Am I the only one who gets defensive when a book opens with a glossary? It always gives me the impression that I'm supposed to study the glossary and memorize the terms before reading the book, and that there will be a test. Follow that up with a prologue about the world's origins--more testable material--and I'm already in a negative mood before I even start the book.

Dr. Kara Cantrell has been on the run with her six-year-old son Alex ever since the death of his father. They've settled in the small town of Zorro, Texas, and Kara believes hopes that this time they're far enough off the beaten path to be safe.

Alex's father was a Sentinel, a magical protector, and he was killed fighting a Belian--the supernatural bad guys of this world. Kara is a Conductor--a human with the psychic ability to enhance a Sentinel's powers. She never learned much about the magical side of things, and since Richard's death, she's avoided anything to do with magic, up to and including banning video games with magical characters for Alex.

Unfortunately, it's a case of "you can run, but you can't hide," as Kara learns when Sentinel Damien Morgan arrives in town, tracking an especially dangerous Belian who he thinks must have taken over one of the town's inhabitants.
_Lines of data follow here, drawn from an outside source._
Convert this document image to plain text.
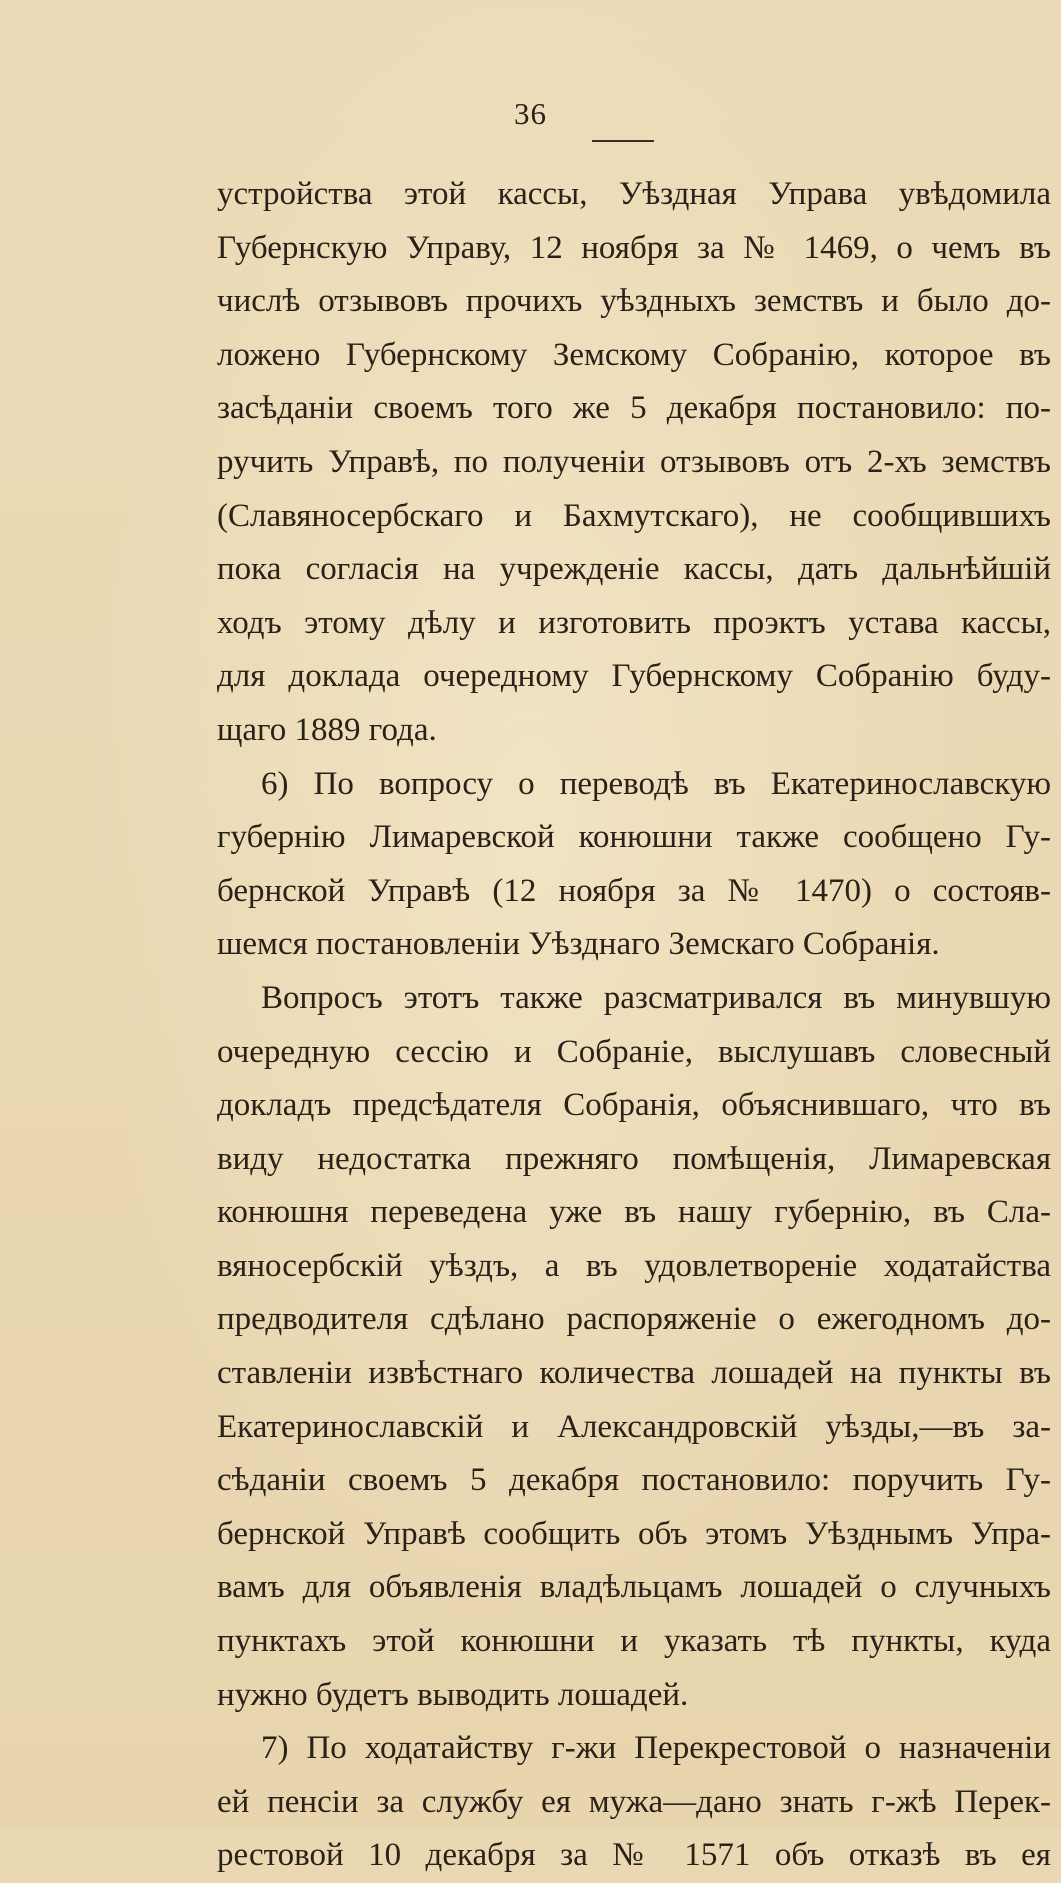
36
устройства этой кассы, Уѣздная Управа увѣдомила
Губернскую Управу, 12 ноября за № 1469, о чемъ въ
числѣ отзывовъ прочихъ уѣздныхъ земствъ и было до-
ложено Губернскому Земскому Собранію, которое въ
засѣданіи своемъ того же 5 декабря постановило: по-
ручить Управѣ, по полученіи отзывовъ отъ 2-хъ земствъ
(Славяносербскаго и Бахмутскаго), не сообщившихъ
пока согласія на учрежденіе кассы, дать дальнѣйшій
ходъ этому дѣлу и изготовить проэктъ устава кассы,
для доклада очередному Губернскому Собранію буду-
щаго 1889 года.
6) По вопросу о переводѣ въ Екатеринославскую
губернію Лимаревской конюшни также сообщено Гу-
бернской Управѣ (12 ноября за № 1470) о состояв-
шемся постановленіи Уѣзднаго Земскаго Собранія.
Вопросъ этотъ также разсматривался въ минувшую
очередную сессію и Собраніе, выслушавъ словесный
докладъ предсѣдателя Собранія, объяснившаго, что въ
виду недостатка прежняго помѣщенія, Лимаревская
конюшня переведена уже въ нашу губернію, въ Сла-
вяносербскій уѣздъ, а въ удовлетвореніе ходатайства
предводителя сдѣлано распоряженіе о ежегодномъ до-
ставленіи извѣстнаго количества лошадей на пункты въ
Екатеринославскій и Александровскій уѣзды,—въ за-
сѣданіи своемъ 5 декабря постановило: поручить Гу-
бернской Управѣ сообщить объ этомъ Уѣзднымъ Упра-
вамъ для объявленія владѣльцамъ лошадей о случныхъ
пунктахъ этой конюшни и указать тѣ пункты, куда
нужно будетъ выводить лошадей.
7) По ходатайству г-жи Перекрестовой о назначеніи
ей пенсіи за службу ея мужа—дано знать г-жѣ Перек-
рестовой 10 декабря за № 1571 объ отказѣ въ ея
Damien asks Kara to conduct for him, and she reluctantly agrees to a limited conduction--without sex--sexual activity enhancing the conduction.
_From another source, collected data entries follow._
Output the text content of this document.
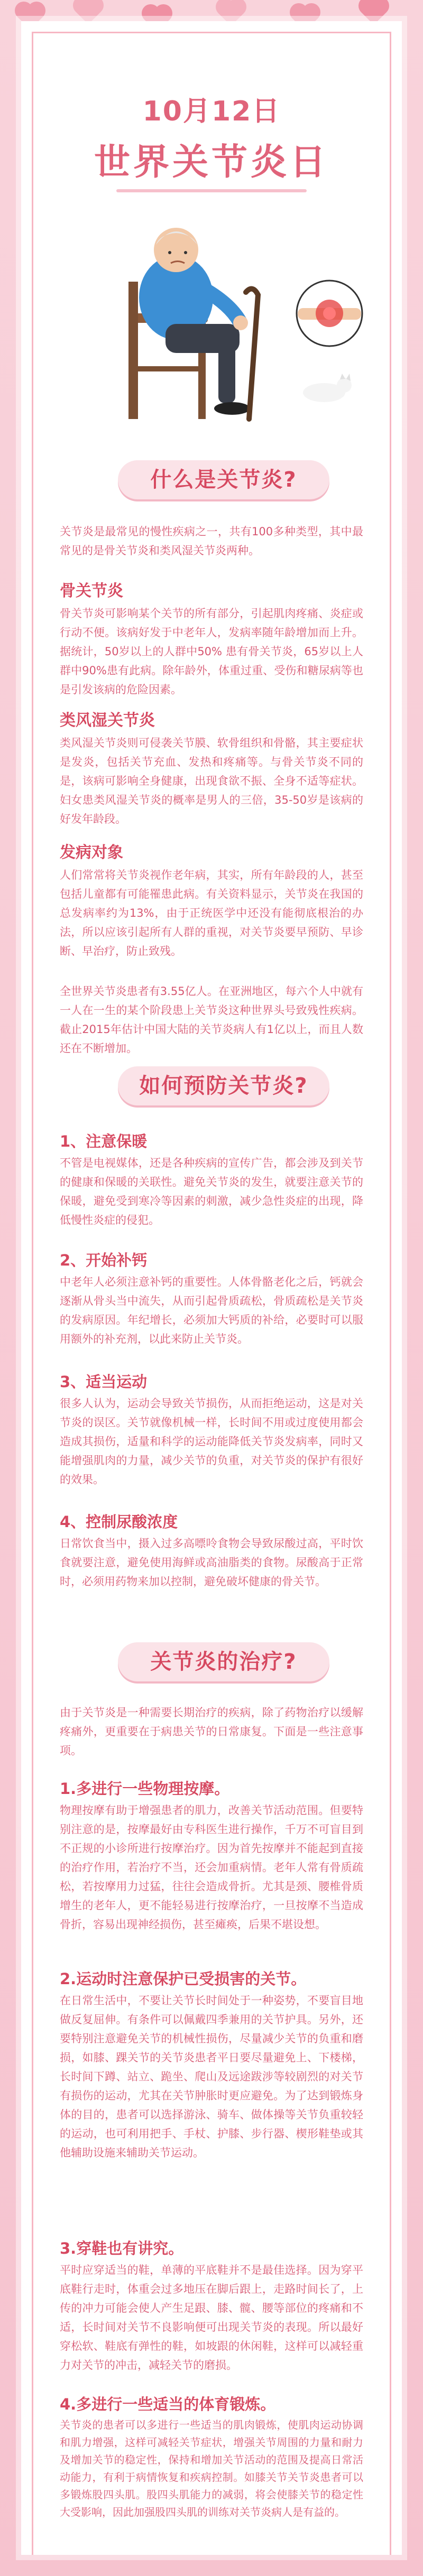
10月12日

世界关节炎日

什么是关节炎?

关节炎是最常见的慢性疾病之一，共有100多种类型，其中最常见的是骨关节炎和类风湿关节炎两种。

骨关节炎

骨关节炎可影响某个关节的所有部分，引起肌肉疼痛、炎症或行动不便。该病好发于中老年人，发病率随年龄增加而上升。据统计，50岁以上的人群中50% 患有骨关节炎，65岁以上人群中90%患有此病。除年龄外，体重过重、受伤和糖尿病等也是引发该病的危险因素。

类风湿关节炎

类风湿关节炎则可侵袭关节膜、软骨组织和骨骼，其主要症状是发炎，包括关节充血、发热和疼痛等。与骨关节炎不同的是，该病可影响全身健康，出现食欲不振、全身不适等症状。妇女患类风湿关节炎的概率是男人的三倍，35-50岁是该病的好发年龄段。

发病对象

人们常常将关节炎视作老年病，其实，所有年龄段的人，甚至包括儿童都有可能罹患此病。有关资料显示，关节炎在我国的总发病率约为13%，由于正统医学中还没有能彻底根治的办法，所以应该引起所有人群的重视，对关节炎要早预防、早诊断、早治疗，防止致残。

全世界关节炎患者有3.55亿人。在亚洲地区，每六个人中就有一人在一生的某个阶段患上关节炎这种世界头号致残性疾病。截止2015年估计中国大陆的关节炎病人有1亿以上，而且人数还在不断增加。

如何预防关节炎?

1、注意保暖

不管是电视媒体，还是各种疾病的宣传广告，都会涉及到关节的健康和保暖的关联性。避免关节炎的发生，就要注意关节的保暖，避免受到寒冷等因素的刺激，减少急性炎症的出现，降低慢性炎症的侵犯。

2、开始补钙

中老年人必须注意补钙的重要性。人体骨骼老化之后，钙就会逐渐从骨头当中流失，从而引起骨质疏松，骨质疏松是关节炎的发病原因。年纪增长，必须加大钙质的补给，必要时可以服用额外的补充剂，以此来防止关节炎。

3、适当运动

很多人认为，运动会导致关节损伤，从而拒绝运动，这是对关节炎的误区。关节就像机械一样，长时间不用或过度使用都会造成其损伤，适量和科学的运动能降低关节炎发病率，同时又能增强肌肉的力量，减少关节的负重，对关节炎的保护有很好的效果。

4、控制尿酸浓度

日常饮食当中，摄入过多高嘌呤食物会导致尿酸过高，平时饮食就要注意，避免使用海鲜或高油脂类的食物。尿酸高于正常时，必须用药物来加以控制，避免破坏健康的骨关节。

关节炎的治疗?

由于关节炎是一种需要长期治疗的疾病，除了药物治疗以缓解疼痛外，更重要在于病患关节的日常康复。下面是一些注意事项。

1.多进行一些物理按摩。

物理按摩有助于增强患者的肌力，改善关节活动范围。但要特别注意的是，按摩最好由专科医生进行操作，千万不可盲目到不正规的小诊所进行按摩治疗。因为首先按摩并不能起到直接的治疗作用，若治疗不当，还会加重病情。老年人常有骨质疏松，若按摩用力过猛，往往会造成骨折。尤其是颈、腰椎骨质增生的老年人，更不能轻易进行按摩治疗，一旦按摩不当造成骨折，容易出现神经损伤，甚至瘫痪，后果不堪设想。

2.运动时注意保护已受损害的关节。

在日常生活中，不要让关节长时间处于一种姿势，不要盲目地做反复屈伸。有条件可以佩戴四季兼用的关节护具。另外，还要特别注意避免关节的机械性损伤，尽量减少关节的负重和磨损，如膝、踝关节的关节炎患者平日要尽量避免上、下楼梯，长时间下蹲、站立、跪坐、爬山及远途跋涉等较剧烈的对关节有损伤的运动，尤其在关节肿胀时更应避免。为了达到锻炼身体的目的，患者可以选择游泳、骑车、做体操等关节负重较轻的运动，也可利用把手、手杖、护膝、步行器、楔形鞋垫或其他辅助设施来辅助关节运动。

3.穿鞋也有讲究。

平时应穿适当的鞋，单薄的平底鞋并不是最佳选择。因为穿平底鞋行走时，体重会过多地压在脚后跟上，走路时间长了，上传的冲力可能会使人产生足跟、膝、髋、腰等部位的疼痛和不适，长时间对关节不良影响便可出现关节炎的表现。所以最好穿松软、鞋底有弹性的鞋，如坡跟的休闲鞋，这样可以减轻重力对关节的冲击，减轻关节的磨损。

4.多进行一些适当的体育锻炼。

关节炎的患者可以多进行一些适当的肌肉锻炼，使肌肉运动协调和肌力增强，这样可减轻关节症状，增强关节周围的力量和耐力及增加关节的稳定性，保持和增加关节活动的范围及提高日常活动能力，有利于病情恢复和疾病控制。如膝关节关节炎患者可以多锻炼股四头肌。股四头肌能力的减弱，将会使膝关节的稳定性大受影响，因此加强股四头肌的训练对关节炎病人是有益的。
He also demands to train Alex, who, as a budding Sentinel, is glowing with magic that can be sensed by Sentinels and Belians alike. Again, Kara reluctantly agrees, with limits--Damien is allowed only to teach Alex to shield his powers, not to use them.
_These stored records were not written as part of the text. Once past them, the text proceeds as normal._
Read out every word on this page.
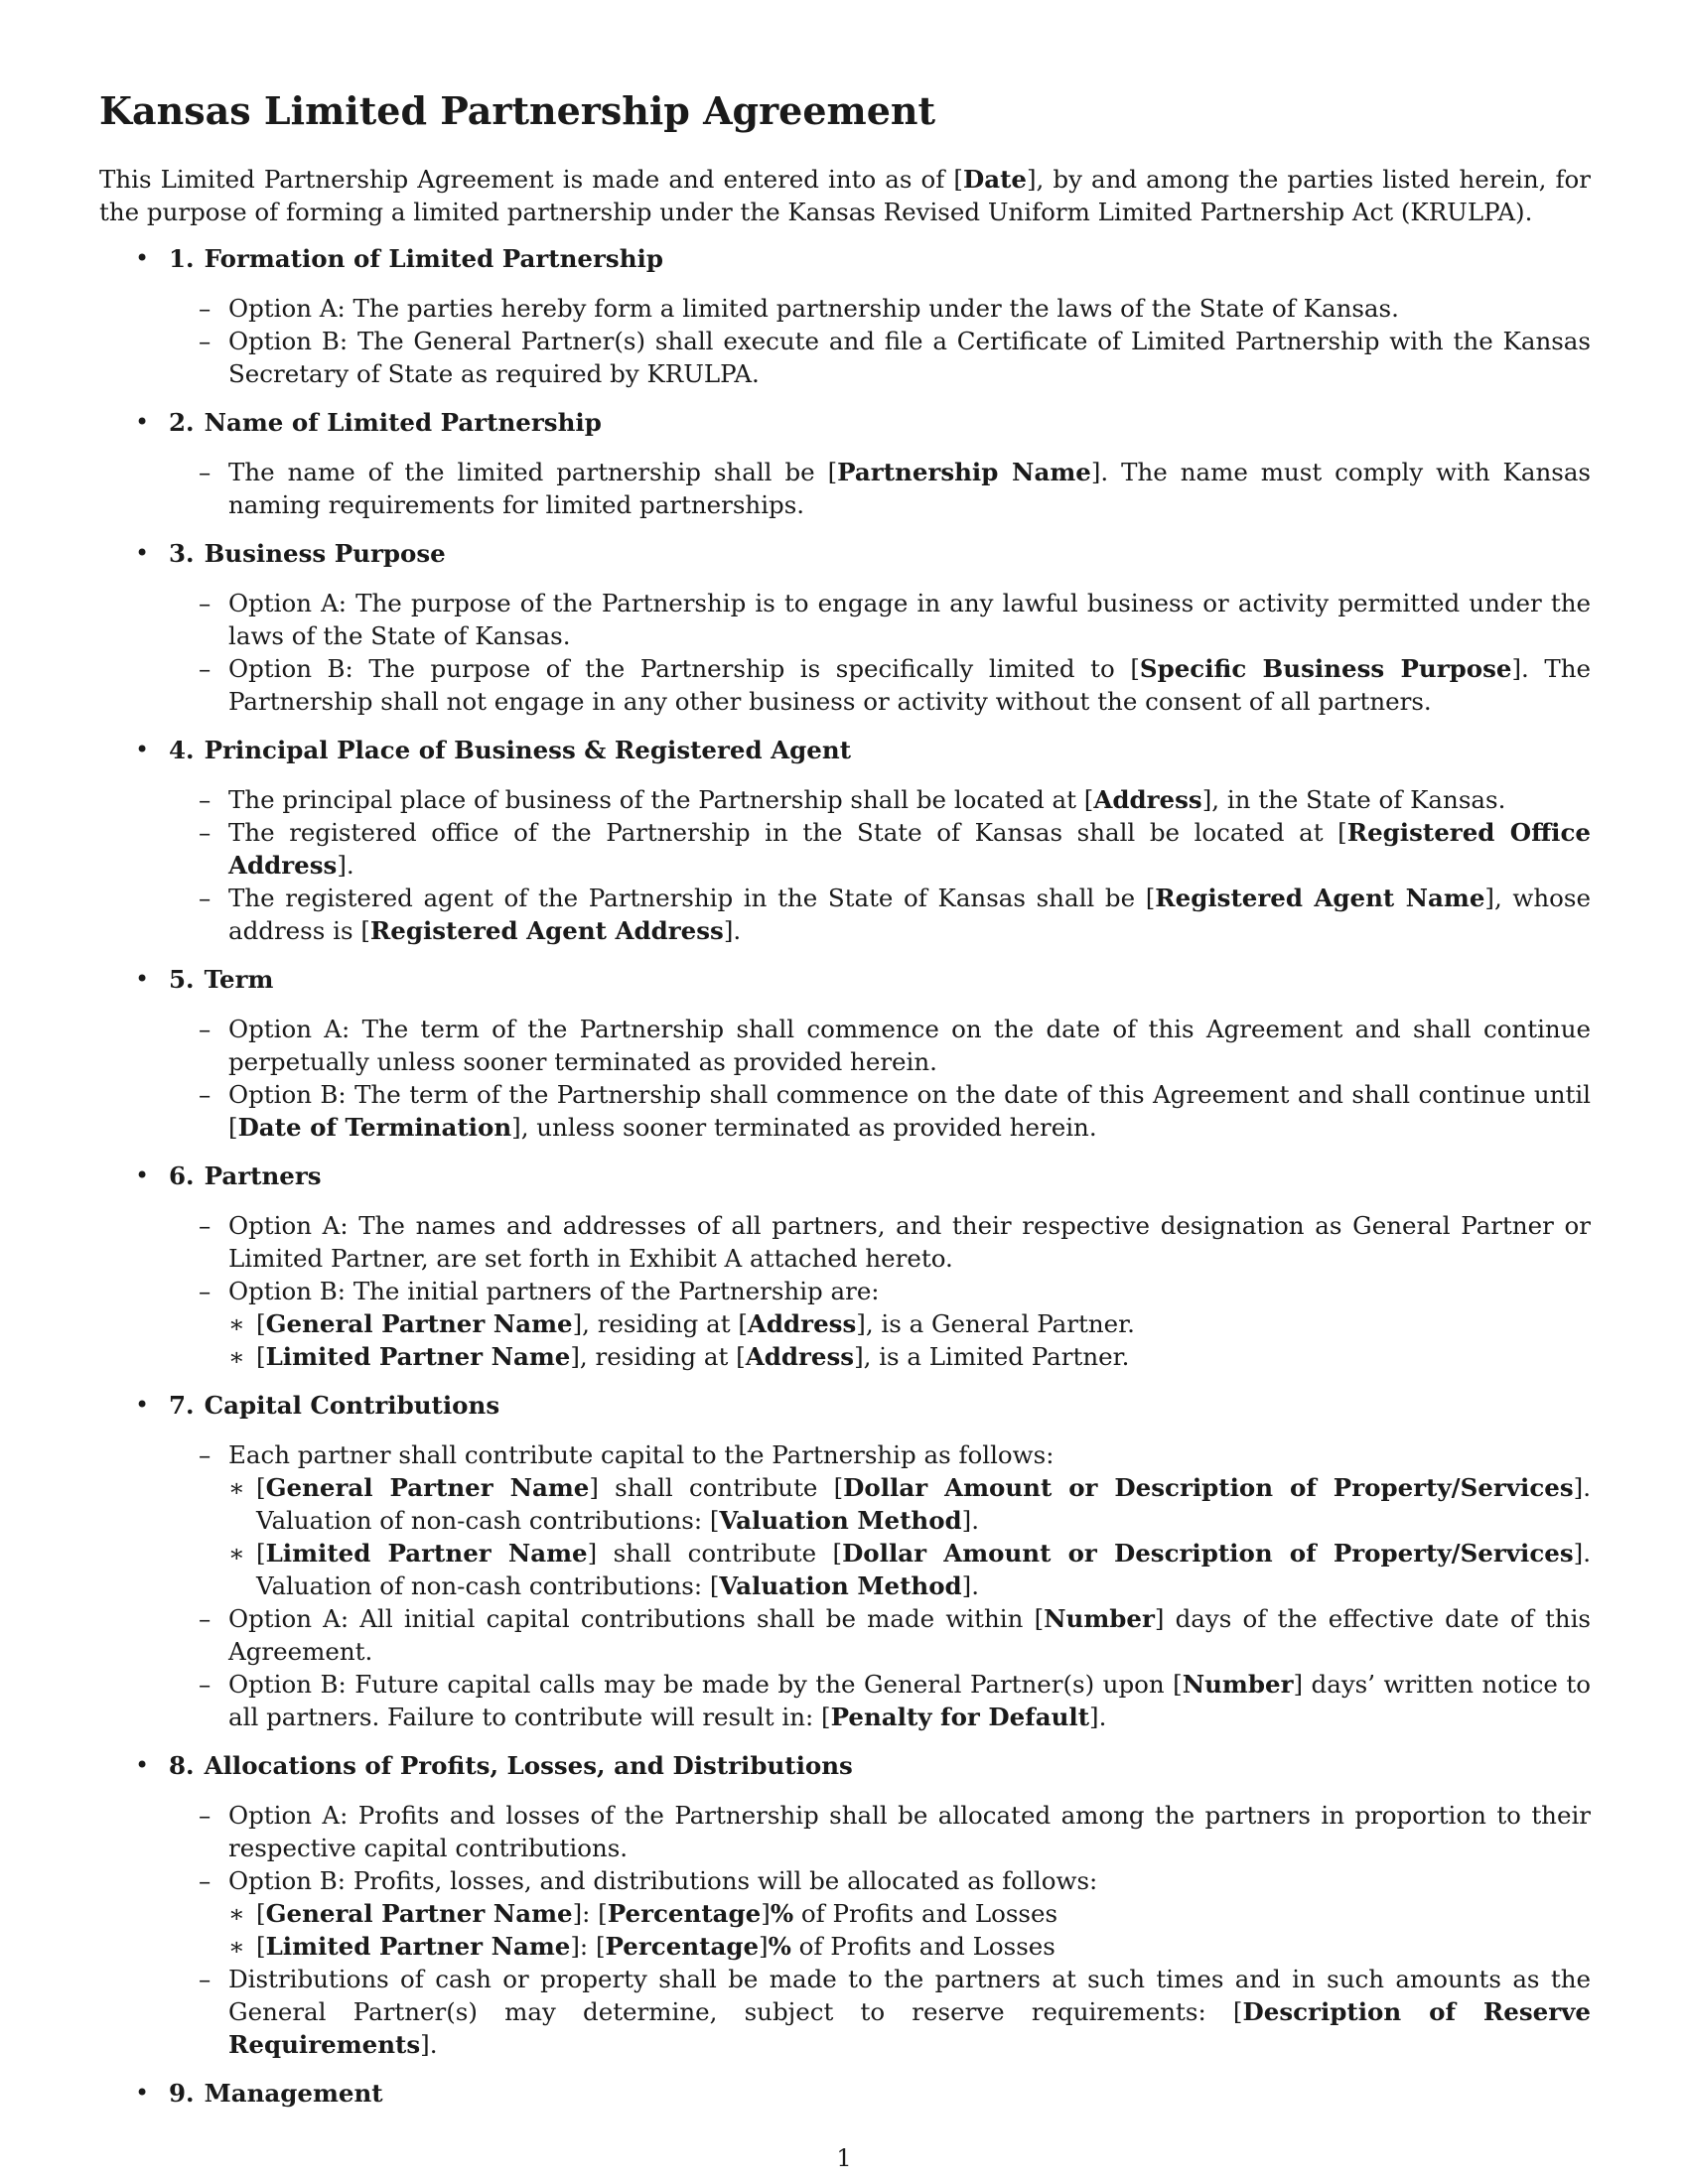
Kansas Limited Partnership Agreement

This Limited Partnership Agreement is made and entered into as of [Date], by and among the parties listed herein, for the purpose of forming a limited partnership under the Kansas Revised Uniform Limited Partnership Act (KRULPA).

• 1. Formation of Limited Partnership
– Option A: The parties hereby form a limited partnership under the laws of the State of Kansas.
– Option B: The General Partner(s) shall execute and file a Certificate of Limited Partnership with the Kansas Secretary of State as required by KRULPA.
• 2. Name of Limited Partnership
– The name of the limited partnership shall be [Partnership Name]. The name must comply with Kansas naming requirements for limited partnerships.
• 3. Business Purpose
– Option A: The purpose of the Partnership is to engage in any lawful business or activity permitted under the laws of the State of Kansas.
– Option B: The purpose of the Partnership is specifically limited to [Specific Business Purpose]. The Partnership shall not engage in any other business or activity without the consent of all partners.
• 4. Principal Place of Business & Registered Agent
– The principal place of business of the Partnership shall be located at [Address], in the State of Kansas.
– The registered office of the Partnership in the State of Kansas shall be located at [Registered Office Address].
– The registered agent of the Partnership in the State of Kansas shall be [Registered Agent Name], whose address is [Registered Agent Address].
• 5. Term
– Option A: The term of the Partnership shall commence on the date of this Agreement and shall continue perpetually unless sooner terminated as provided herein.
– Option B: The term of the Partnership shall commence on the date of this Agreement and shall continue until [Date of Termination], unless sooner terminated as provided herein.
• 6. Partners
– Option A: The names and addresses of all partners, and their respective designation as General Partner or Limited Partner, are set forth in Exhibit A attached hereto.
– Option B: The initial partners of the Partnership are:
∗ [General Partner Name], residing at [Address], is a General Partner.
∗ [Limited Partner Name], residing at [Address], is a Limited Partner.
• 7. Capital Contributions
– Each partner shall contribute capital to the Partnership as follows:
∗ [General Partner Name] shall contribute [Dollar Amount or Description of Property/Services]. Valuation of non-cash contributions: [Valuation Method].
∗ [Limited Partner Name] shall contribute [Dollar Amount or Description of Property/Services]. Valuation of non-cash contributions: [Valuation Method].
– Option A: All initial capital contributions shall be made within [Number] days of the effective date of this Agreement.
– Option B: Future capital calls may be made by the General Partner(s) upon [Number] days’ written notice to all partners. Failure to contribute will result in: [Penalty for Default].
• 8. Allocations of Profits, Losses, and Distributions
– Option A: Profits and losses of the Partnership shall be allocated among the partners in proportion to their respective capital contributions.
– Option B: Profits, losses, and distributions will be allocated as follows:
∗ [General Partner Name]: [Percentage]% of Profits and Losses
∗ [Limited Partner Name]: [Percentage]% of Profits and Losses
– Distributions of cash or property shall be made to the partners at such times and in such amounts as the General Partner(s) may determine, subject to reserve requirements: [Description of Reserve Requirements].
• 9. Management
1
And that's where the story lost me. Not completely--I still enjoyed it, but from more of a distance. That kind of counterproductive over-protectiveness irritates the heck out of me, as does narrow-minded fear. Kara continued to refuse training for Alex even when she knew he was in danger without it, and she continued to refuse a sexual conduction with Damien even when lives were at stake. I could believe in her character--I've seen plenty of real people like this--but I couldn't respect her or empathize with her.

That really made me think. I'd been all smug after reading a post on Romancing the Blog a while back (I'm too lazy to find the specific post) about liking characters even if their values differ from mine as long as their motivation is clear. Obviously, I was wrong. I don't mind a thief or an assassin, but some values I apparently don't budge on.